I have mostly seen routers default to 5745.  My nemesis Google WiFi definitely 
doesn’t not choose 5180.  Back when U-NII-1 and U-NII-2 were the indoor bands, 
of course the router manufacturers ignored that and went for the outdoor band.  
Like you’re really going to put a 20 dBi external antenna on your Linksys 
router or your laptop.

 

 

From: AF <[email protected]> On Behalf Of Mathew Howard
Sent: Thursday, July 4, 2019 9:45 AM
To: AnimalFarm Microwave Users Group <[email protected]>
Subject: Re: [AFMUG] do most customer devices support U-NII-1?

 

Yeah, 5ghz wasn't that common in consumer devices before the changes anyway, so 
pretty much everything should support UNII-1 just fine.
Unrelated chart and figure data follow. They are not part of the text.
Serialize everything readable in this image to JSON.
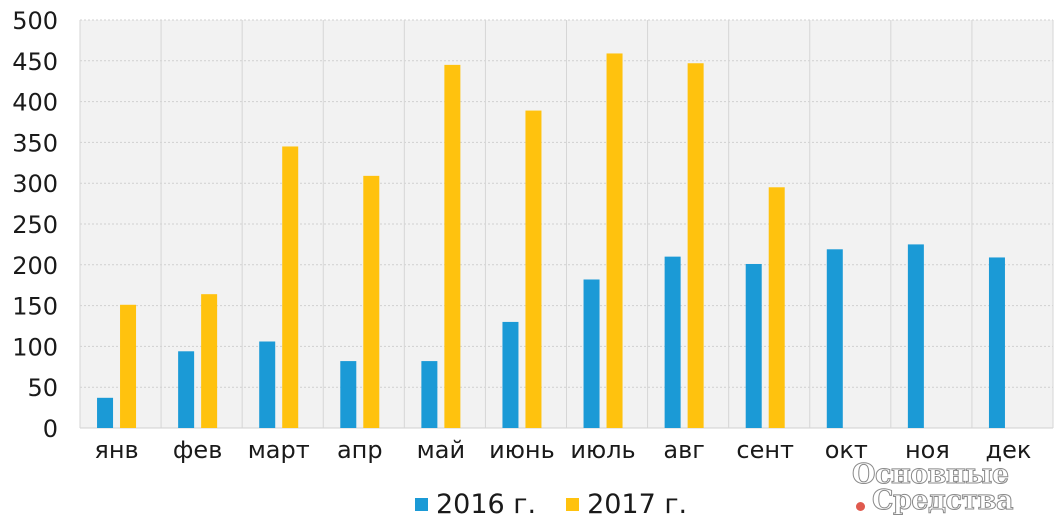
{
  "chart_data": {
    "type": "bar",
    "categories": [
      "янв",
      "фев",
      "март",
      "апр",
      "май",
      "июнь",
      "июль",
      "авг",
      "сент",
      "окт",
      "ноя",
      "дек"
    ],
    "series": [
      {
        "name": "2016 г.",
        "color": "#1b9ad6",
        "values": [
          37,
          94,
          106,
          82,
          82,
          130,
          182,
          210,
          201,
          219,
          225,
          209
        ]
      },
      {
        "name": "2017 г.",
        "color": "#ffc20e",
        "values": [
          151,
          164,
          345,
          309,
          445,
          389,
          459,
          447,
          295,
          null,
          null,
          null
        ]
      }
    ],
    "ylim": [
      0,
      500
    ],
    "yticks": [
      0,
      50,
      100,
      150,
      200,
      250,
      300,
      350,
      400,
      450,
      500
    ],
    "grid": true,
    "legend_position": "bottom"
  },
  "logo": {
    "line1": "Основные",
    "line2": "Средства"
  }
}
I've noticed a lot of 
routers default to 5180mhz.

 

On Thu, Jul 4, 2019 at 8:57 AM Ken Hohhof <[email protected] 
<mailto:[email protected]> > wrote:

If we set a customer’s router to use the U-NII-1 sub-band (for example 5180 MHz 
Ceee), are there going to be devices that can’t connect?

 

I think U-NII-1 was always allowed by FCC, so it seems all devices should 
support it.  The change around 5 years ago was to allow higher xmt power or 
antenna gain or something?

 

And will there be a performance penalty compared to U-NII-3?  I know that’s not 
a simple question due to OOB emissions requirements and depends on hardware, 
but in general, will the performance be similar?  For example, on a Mikrotik 
hAP ac or 4011?  Not that Mikrotik is the poster boy for FCC 5 GHz support.